US researcher seeks to mitigate the effects of stress in piglets

By Aerin Einstein-Curtis

- Last updated on GMT

Related tags Immune system

© iStock
© iStock
A researcher with Texas Tech University is examining the role a cortisol analog can play in improving piglet weaning responses while cutting antibiotic use.

The project received almost $300,000 in funding from the US Department of Agriculture (USDA) with a grant​ from the Agriculture and Food Research Initiative’s Critical Agricultural Research and Extension (CARE​) program. That program announced $4.8m in funding last week.

The study is designed to be done over three years and includes several different trials, said Anoosh Rakhshandeh, assistant professor in swine nutrition and health at Texas Tech University. The initial phase of the project is set to start this summer.

“My research since 2005 has been to observe how stress changes nutrient utilization and how we can enable the physiology of the animal to mitigate the effects of stress – environment stress, immunological stress and social stress,”​ he told FeedNavigator.
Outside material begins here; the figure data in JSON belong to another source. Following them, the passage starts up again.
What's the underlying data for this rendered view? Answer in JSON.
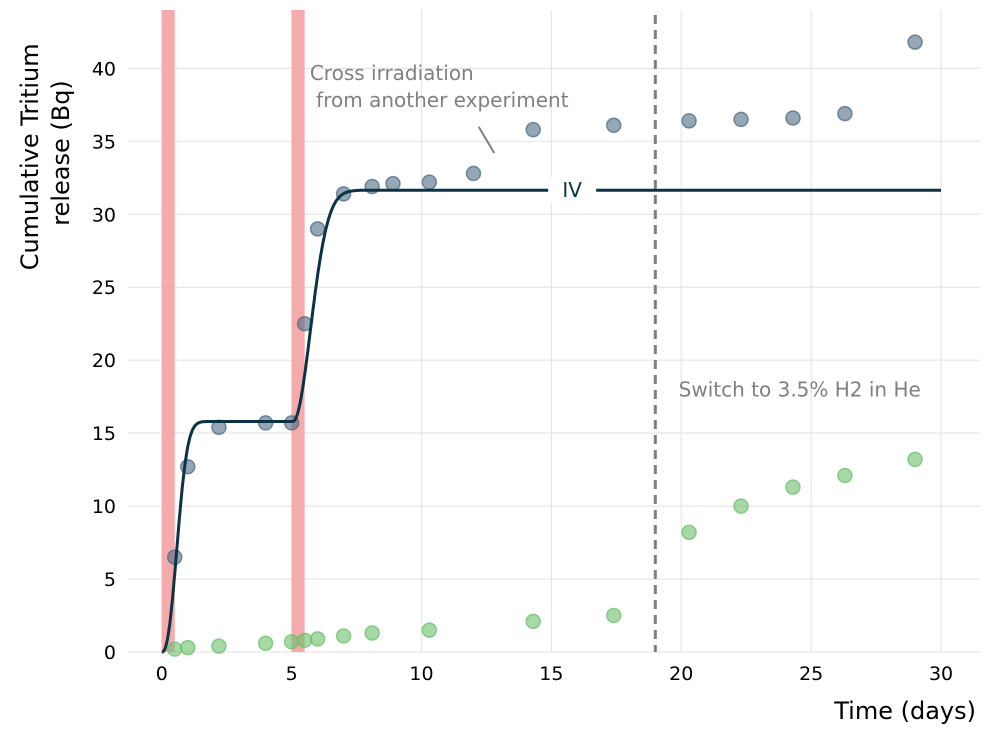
{
  "chart_data": {
    "type": "scatter",
    "xlabel": "Time (days)",
    "ylabel": [
      "Cumulative Tritium",
      "release (Bq)"
    ],
    "xlim": [
      -1.3,
      31.5
    ],
    "ylim": [
      0,
      44
    ],
    "xticks": [
      0,
      5,
      10,
      15,
      20,
      25,
      30
    ],
    "yticks": [
      0,
      5,
      10,
      15,
      20,
      25,
      30,
      35,
      40
    ],
    "grid": true,
    "irradiation_windows": [
      [
        0,
        0.5
      ],
      [
        5,
        5.5
      ]
    ],
    "vline": {
      "x": 19,
      "style": "dashed",
      "color": "#808080"
    },
    "series": [
      {
        "name": "series-gray",
        "color": "#4e6b84",
        "x": [
          0.5,
          1.0,
          2.2,
          4.0,
          5.0,
          5.5,
          6.0,
          7.0,
          8.1,
          8.9,
          10.3,
          12.0,
          14.3,
          17.4,
          20.3,
          22.3,
          24.3,
          26.3,
          29.0
        ],
        "y": [
          6.5,
          12.7,
          15.4,
          15.7,
          15.7,
          22.5,
          29.0,
          31.4,
          31.9,
          32.1,
          32.2,
          32.8,
          35.8,
          36.1,
          36.4,
          36.5,
          36.6,
          36.9,
          41.8
        ]
      },
      {
        "name": "series-green",
        "color": "#6dbf6d",
        "x": [
          0.5,
          1.0,
          2.2,
          4.0,
          5.0,
          5.5,
          6.0,
          7.0,
          8.1,
          10.3,
          14.3,
          17.4,
          20.3,
          22.3,
          24.3,
          26.3,
          29.0
        ],
        "y": [
          0.2,
          0.3,
          0.4,
          0.6,
          0.7,
          0.8,
          0.9,
          1.1,
          1.3,
          1.5,
          2.1,
          2.5,
          8.2,
          10.0,
          11.3,
          12.1,
          13.2
        ]
      }
    ],
    "model_line": {
      "label": "IV",
      "color": "#0b3245",
      "plateau1": 15.8,
      "plateau2": 31.65,
      "x_end": 30,
      "label_x": 15.8
    },
    "annotations": [
      {
        "text": [
          "Cross irradiation",
          " from another experiment"
        ],
        "x": 5.7,
        "y": 39.2,
        "arrow_from": [
          12.2,
          36.0
        ],
        "arrow_to": [
          12.8,
          34.2
        ]
      },
      {
        "text": [
          "Switch to 3.5% H2 in He"
        ],
        "x": 19.9,
        "y": 17.5
      }
    ]
  }
}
The project looks at the use of a cortisol agonist at weaning to improve piglet performance without the need for antibiotics, he said. Goals of the project include tracking what use of a cortisol analog means throughout pig production; identifying the pathway altered by use of the analog; finding the most effective delivery method and running a commercial scale trial.
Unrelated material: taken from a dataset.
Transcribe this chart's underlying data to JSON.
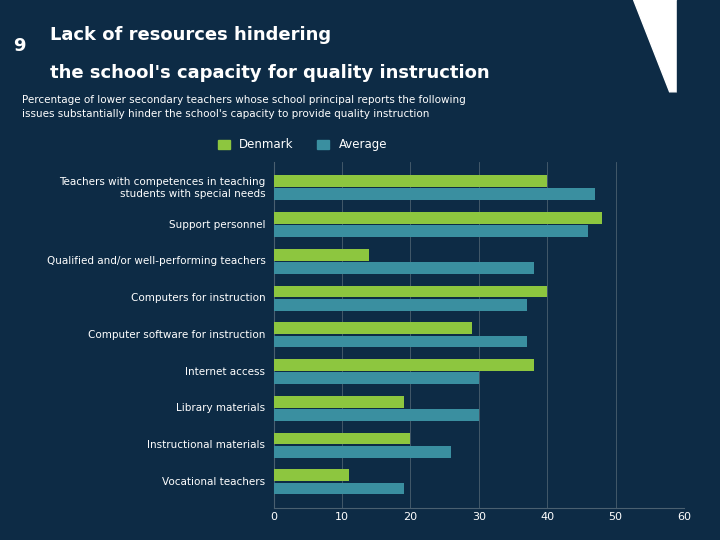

“The hope is we can understand how it works and replace antibiotics,” ​he said. “Antibiotic resistance is a serious issue, and we’re still dealing with these challenges in terms of capabilities to fight stress, even though there have been lots of developments.”
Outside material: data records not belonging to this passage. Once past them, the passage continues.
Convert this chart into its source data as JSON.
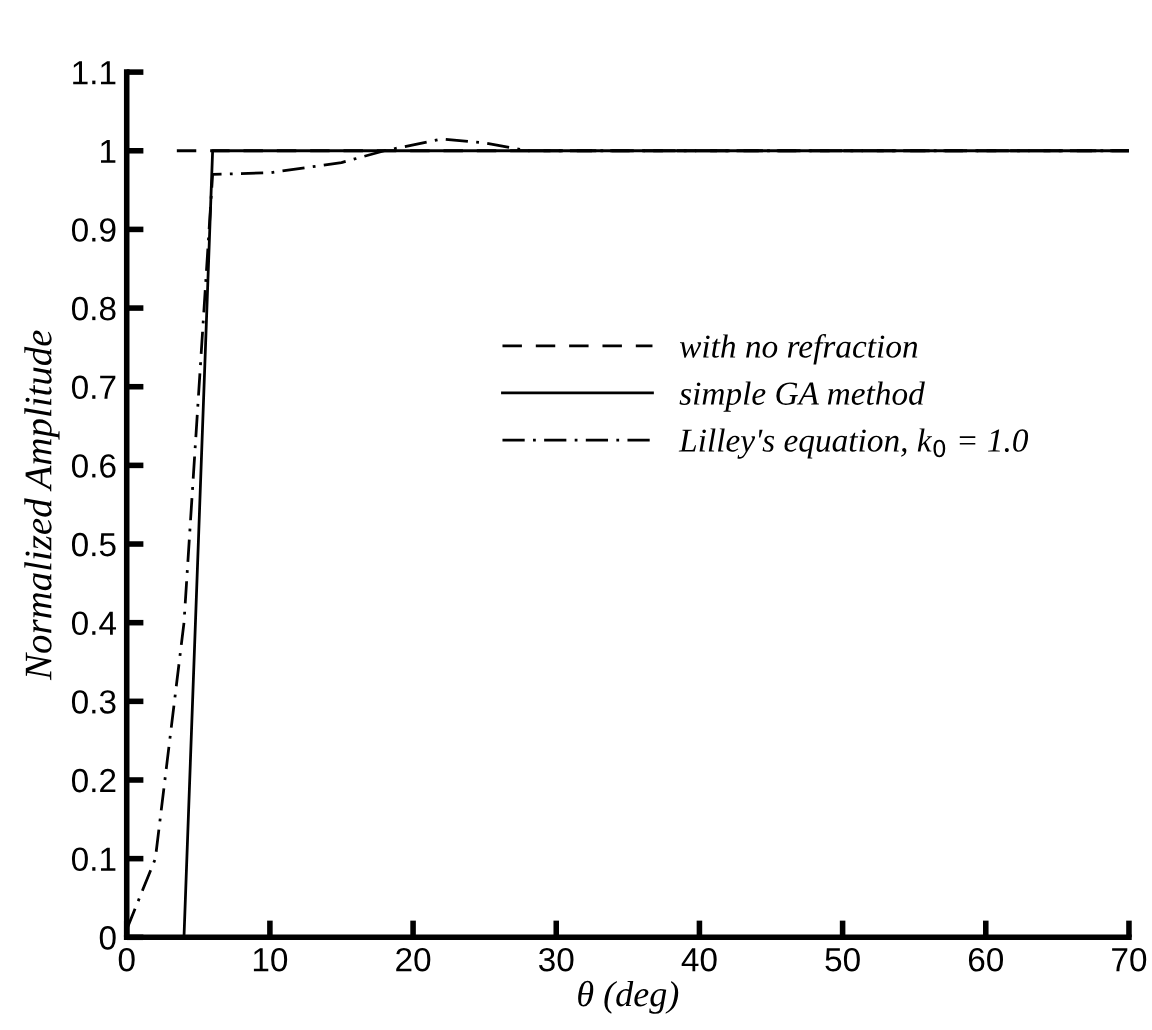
{
  "chart_data": {
    "type": "line",
    "xlabel": "θ (deg)",
    "ylabel": "Normalized Amplitude",
    "xlim": [
      0,
      70
    ],
    "ylim": [
      0,
      1.1
    ],
    "xticks": [
      0,
      10,
      20,
      30,
      40,
      50,
      60,
      70
    ],
    "yticks": [
      0,
      0.1,
      0.2,
      0.3,
      0.4,
      0.5,
      0.6,
      0.7,
      0.8,
      0.9,
      1,
      1.1
    ],
    "legend": "right",
    "grid": false,
    "series": [
      {
        "name": "with no refraction",
        "color": "#000000",
        "line_style": "dashed",
        "x": [
          3.5,
          70
        ],
        "values": [
          1,
          1
        ]
      },
      {
        "name": "simple GA method",
        "color": "#000000",
        "line_style": "solid",
        "x": [
          4,
          6,
          70
        ],
        "values": [
          0,
          1,
          1
        ]
      },
      {
        "name": "Lilley's equation, k$_{0}$ = 1.0",
        "color": "#000000",
        "line_style": "dashdot",
        "x": [
          0,
          2,
          4,
          6,
          10,
          15,
          18,
          22,
          25,
          28,
          70
        ],
        "values": [
          0.01,
          0.1,
          0.4,
          0.97,
          0.972,
          0.985,
          1.0,
          1.015,
          1.01,
          1.0,
          1.0
        ]
      }
    ]
  }
}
Foundational research details

The research project is based on findings from several smaller trials, said Rakhshandeh.

Piglets face a good deal of stress at weaning, he said. When piglets are exposed to multiple kinds of stress it can establish an inflammatory or hyper-sensitive immune response that hinders development.

The initial trial looked at ways to down regulate the production or generation of the stress hormone cortisol, he said. “We thought if we can block the hormone cortisol, we might be able to mitigate the stress of weaning in piglets,”​ he added.

However, that practice decreased productivity for the piglets, said Rakhshandeh. “Cortisol is not all bad, it’s needed at some level because it has different functions in the body​,” he added.

At that point the work looked for ways to fill the role cortisol plays without triggering a negative effect from the immune system, he said.

“We did another study with a small number of animals and treated them with cortisol agonists,” ​he said. “We saw a significant increase in the productivity of the animal.”

The new trials seek to examine why that response is generated, he said.

Antibiotic alternatives and piglet performance

The first portion of the trials will in part replicate the earlier work with a larger number of piglets and for a longer period of time, said Rakhshandeh.

In the study, 400 piglets will be given a corn-soybean meal based control diet, or that diet with an in-feed antibiotic; or two doses of the anti-inflammatory cortisol analog, before weaning and 72 hours after weaning, according to the grant. Intestinal samples are set to be taken two weeks after weaning to check for morphology and histopathology.

The influence of the additive on pigs’ immune function will be checked along with activity of digestive enzymes, the research group reported. Blood, manure and ileal digesta samples will be taken and pigs’ body weight and feed intake is set to be recorded.

Information on carcass quality is set to be collected at the end of the study, added Rakhshandeh.

“We hypothesized that the cortisol analog will minimize the negative effect of the immune system during the weaning – as a result we can use it instead of antibiotics,”​ he said. Another hypothesis to be tested is that when used during weaning the supplement would mean antibiotics could be removed from diets, he added.

There is a possibility that after improved initial performance, piglets that do not receive the analog would be able to catch up, he said. The expectation is that it will not happen.

If results are promising from the first study, the second piece of the project is to assess which method of delivery is most effective, he said. These include offering the agonist in feed, water or through injection.

“For industry it would be easier to put in the feed or water,” ​said Rakhshandeh. “[But] what will be the dose? The second year we try to answer these questions.”

The third test again would look at the long-term effectiveness of the cortisol analog for the period from weaning to market, he said. However, it will be on a commercial scale.

The overarching goal of the project is to offer another tool to the pork industry to support production through weaning without relying on antibiotics, he said. “Even through we’ve become better we still have problems with the immunological challenges and obviously antibiotics aren’t the best way,”​ he added.